In April of my freshman year, I ultimately tested positive for mono and had surgery to get my tonsils removed. I never healed and went on the extreme workout, act carefree / numb path for awhile. It’s hard to write this and I’ve battled many thoughts on why I shouldn’t share this. I am not unique in my suffering. Many of my college friends and teammates have their own unique version on how that coach f’ed with us. We unfortunately had no idea what we were all going through and worse, who to turn to for help and how to break the cycle.
But I unearthed a scary thing that has haunted me for the past 20 years and feel some freedom. I take responsibility for all my actions, which is way easier when I understand them better. I look at my life now and see so many facets that make me feel fulfilled, things that I want to keep and things I want to drop. Writing this, as scary as it is, helps.

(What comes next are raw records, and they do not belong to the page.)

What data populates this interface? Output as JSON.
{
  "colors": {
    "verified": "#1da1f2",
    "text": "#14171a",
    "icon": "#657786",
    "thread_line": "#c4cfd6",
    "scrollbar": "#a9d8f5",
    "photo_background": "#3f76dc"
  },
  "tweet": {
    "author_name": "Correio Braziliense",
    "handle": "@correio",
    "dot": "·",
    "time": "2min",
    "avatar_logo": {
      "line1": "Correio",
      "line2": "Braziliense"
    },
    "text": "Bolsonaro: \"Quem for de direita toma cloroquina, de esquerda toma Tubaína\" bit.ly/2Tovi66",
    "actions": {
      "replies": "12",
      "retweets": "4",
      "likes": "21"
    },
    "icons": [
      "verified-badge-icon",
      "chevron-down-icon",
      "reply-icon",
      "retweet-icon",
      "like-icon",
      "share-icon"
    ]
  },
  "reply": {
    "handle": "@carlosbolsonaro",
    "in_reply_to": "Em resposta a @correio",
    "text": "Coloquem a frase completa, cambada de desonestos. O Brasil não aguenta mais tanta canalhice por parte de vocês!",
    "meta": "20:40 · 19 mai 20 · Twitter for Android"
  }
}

I started swimming on a team again this year in April. Every few practices, we work on starts and go off the blocks. I told my coach I didn’t want to do it and she couldn’t have been kinder about it. She told me from the beginning that everything was optional and I only had to do that if and when I wanted to. I have continued to avoid going off the blocks as it gets a little to close to competition, alienating myself at the end of practice when everyone gets out of the water to line up behind the blocks and I stay in the water. Last week I even told myself I would never go off the blocks in practice. Yet saying that showed me how I was living in my fear, making it more engrained in my life.
This morning I went off the blocks in practice and feel nothing but pride. It’s over.
If you have something keeping you from going off the blocks, I hope you feel empowered to look at what’s underneath. It doesn’t have to be immediate and it can be slow steps. I think time, Journal Speak, working with a mentor and giving birth to a baby I love more than anything has been the best combination of healing that I have ever experienced. We all go through hard things in life and grapple with understanding them and our reactions to them. Please know that I see you and don’t want you to suffer anymore if you are. Looking at it takes something, but the freedom is worth it.
XOXO,
Rachel
I'm so proud of you for speaking your truth here and sharing this experience. You are brave and whole and wonderful!!